There is a longstanding belief among the mainstream medical community that vitamin C causes kidney stones, which is based on little science. Although some individual recent studies have found a relationship there is no clear relationship between excess ascorbic acid intake and kidney stone formation.
In a study conducted on rats, during the first month of pregnancy, high doses of vitamin C may suppress the production of progesterone from the corpus luteum. Progesterone, necessary for the maintenance of a pregnancy, is produced by the corpus luteum for the first few weeks, until the placenta is developed enough to produce its own source. By blocking this function of the corpus luteum, high doses of vitamin C (1000+ mg) are theorized to induce an early miscarriage.
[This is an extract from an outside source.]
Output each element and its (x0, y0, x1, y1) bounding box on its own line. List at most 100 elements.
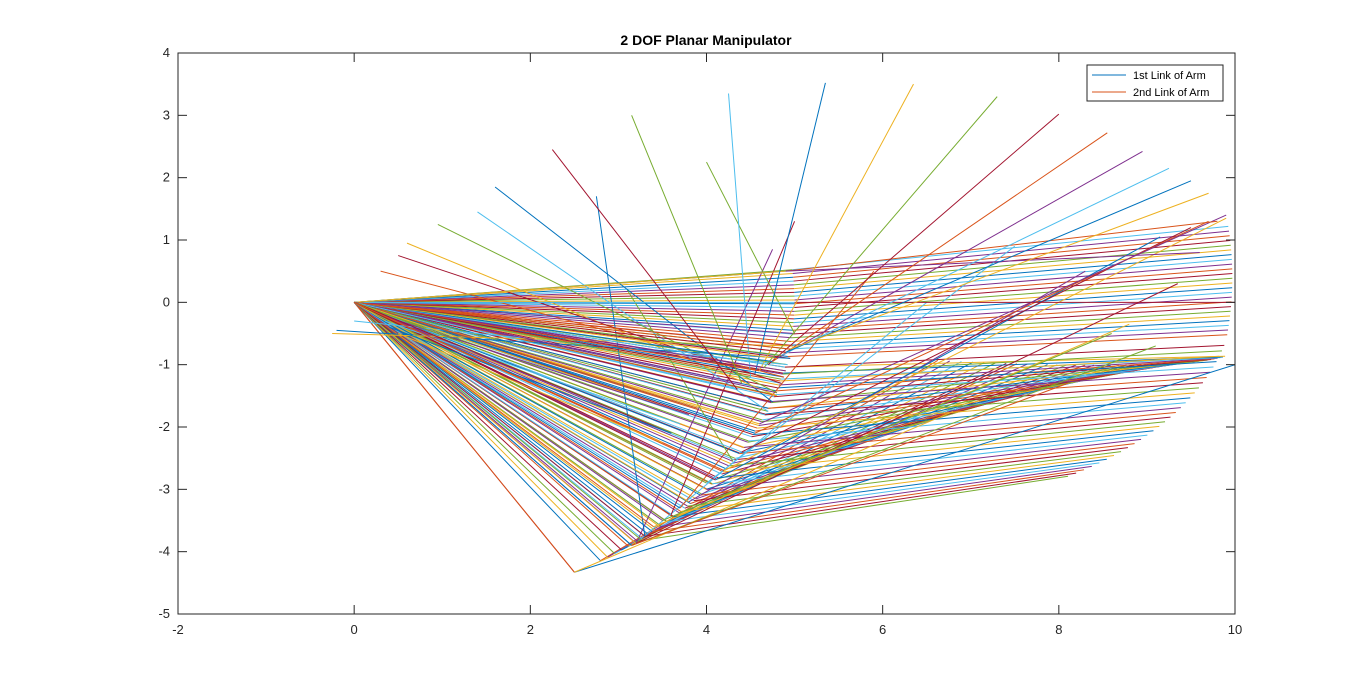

In a group of spontaneously aborting women at the end of the first trimester, the mean values of vitamin C were significantly higher in the aborting group. However, the authors do state: 'This could not be interpreted as an evidence of causal association.'
However, in a previous study of 79 women with threatened, previous spontaneous, or habitual abortion, Javert and Stander (1943) had 91% success with 33 patients who received vitamin C together with bioflavinoids and vitamin K (only three abortions), whereas all of the 46 patients who did not receive the vitamins aborted.
Chance of overdose
As discussed previously, vitamin C exhibits remarkably low toxicity. The LD50 (the dose that will kill 50% of a population) in rats is generally accepted to be 11.9 grams per kilogram of body weight when taken orally. The LD50 in humans remains unknown, owing to medical ethics that preclude experiments which would put patients at risk of harm. However, as with all substances tested in this way, the LD50 is taken as a guide to its toxicity in humans and no data to contradict this has been found.